During his discussion on sex, Morgan mentioned a girl and a guy involved in a summer romance. The girl told the 17-year-old boy she was 16, but she was actually 15.
The girl’s mom found her daughter’s diary, which described the couple’s sexual encounters, Morgan said. The 17-year-old was later pulled out of his second period English class on charges of aggravated child molestation, statutory rape and sexual exploitation of children.
The charges stem from the girl being 15 instead of 16, the age for consensual sex in Georgia, Morgan said, even though the boy thought she was 16.

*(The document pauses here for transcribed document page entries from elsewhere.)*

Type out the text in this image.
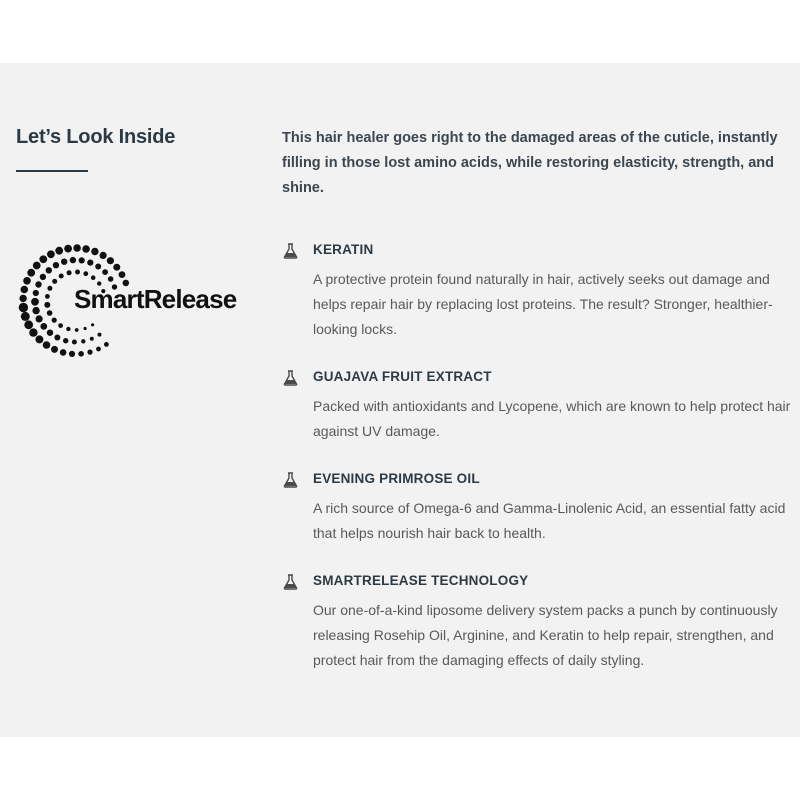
Let’s Look Inside
SmartRelease

This hair healer goes right to the damaged areas of the cuticle, instantly filling in those lost amino acids, while restoring elasticity, strength, and shine.

KERATIN

A protective protein found naturally in hair, actively seeks out damage and helps repair hair by replacing lost proteins. The result? Stronger, healthier-looking locks.

GUAJAVA FRUIT EXTRACT

Packed with antioxidants and Lycopene, which are known to help protect hair against UV damage.

EVENING PRIMROSE OIL

A rich source of Omega-6 and Gamma-Linolenic Acid, an essential fatty acid that helps nourish hair back to health.

SMARTRELEASE TECHNOLOGY

Our one-of-a-kind liposome delivery system packs a punch by continuously releasing Rosehip Oil, Arginine, and Keratin to help repair, strengthen, and protect hair from the damaging effects of daily styling.
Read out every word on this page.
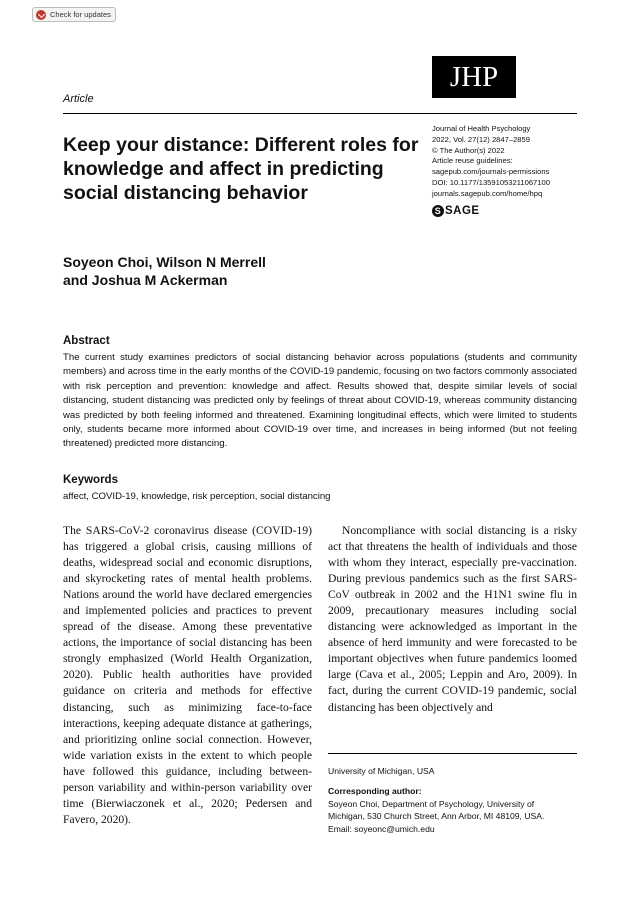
Check for updates
JHP
Article
Keep your distance: Different roles for knowledge and affect in predicting social distancing behavior
Journal of Health Psychology
2022, Vol. 27(12) 2847–2859
© The Author(s) 2022
Article reuse guidelines:
sagepub.com/journals-permissions
DOI: 10.1177/13591053211067100
journals.sagepub.com/home/hpq
S SAGE
Soyeon Choi, Wilson N Merrell
and Joshua M Ackerman
Abstract
The current study examines predictors of social distancing behavior across populations (students and community members) and across time in the early months of the COVID-19 pandemic, focusing on two factors commonly associated with risk perception and prevention: knowledge and affect. Results showed that, despite similar levels of social distancing, student distancing was predicted only by feelings of threat about COVID-19, whereas community distancing was predicted by both feeling informed and threatened. Examining longitudinal effects, which were limited to students only, students became more informed about COVID-19 over time, and increases in being informed (but not feeling threatened) predicted more distancing.
Keywords
affect, COVID-19, knowledge, risk perception, social distancing

The SARS-CoV-2 coronavirus disease (COVID-19) has triggered a global crisis, causing millions of deaths, widespread social and economic disruptions, and skyrocketing rates of mental health problems. Nations around the world have declared emergencies and implemented policies and practices to prevent spread of the disease. Among these preventative actions, the importance of social distancing has been strongly emphasized (World Health Organization, 2020). Public health authorities have provided guidance on criteria and methods for effective distancing, such as minimizing face-to-face interactions, keeping adequate distance at gatherings, and prioritizing online social connection. However, wide variation exists in the extent to which people have followed this guidance, including between-person variability and within-person variability over time (Bierwiaczonek et al., 2020; Pedersen and Favero, 2020).

Noncompliance with social distancing is a risky act that threatens the health of individuals and those with whom they interact, especially pre-vaccination. During previous pandemics such as the first SARS-CoV outbreak in 2002 and the H1N1 swine flu in 2009, precautionary measures including social distancing were acknowledged as important in the absence of herd immunity and were forecasted to be important objectives when future pandemics loomed large (Cava et al., 2005; Leppin and Aro, 2009). In fact, during the current COVID-19 pandemic, social distancing has been objectively and

University of Michigan, USA
Corresponding author:
Soyeon Choi, Department of Psychology, University of
Michigan, 530 Church Street, Ann Arbor, MI 48109, USA.
Email: soyeonc@umich.edu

“Ignorance is no defense,” he said. “It doesn’t matter what you think. It doesn’t matter what you’re told. It doesn’t matter what you believe. It doesn’t matter if he or she looks like they’re 21 years old.”
As for the boy: “Because he’s 17 years old, he’s a man, and he has to be put in with the adult population. So the 17-year-old boy, he’s put in with the murderers and the rapists and the child molesters and armed robbers. It takes his parents two weeks to get him a bond because his charges were such serious sex crimes.”
Morgan also spoke of a young girl he defended after three of her friends posted a naked picture of her on Facebook—a 10-year federal felony for child pornography.
“Our kids have got to understand technology is a wonderful thing,” he said, “but it really has certain dangers. And once you put something out there on the Internet, it is there forever.”
After spending 22 years as a prosecutor, Morgan said he began realizing certain things once he switched over to defense.
"The more I started talking with these kids, the more I realized two things that I was never aware of when I was a prosecutor: Our young people do not know our criminal laws. They do not appreciate the consequences, or they don’t even know the laws exist.
"Our society, me and you, if we’re going to hold these kids responsible as adults as young as the age of 13—and for all other counts at 17—isn’t it our moral responsibility to educate our children?”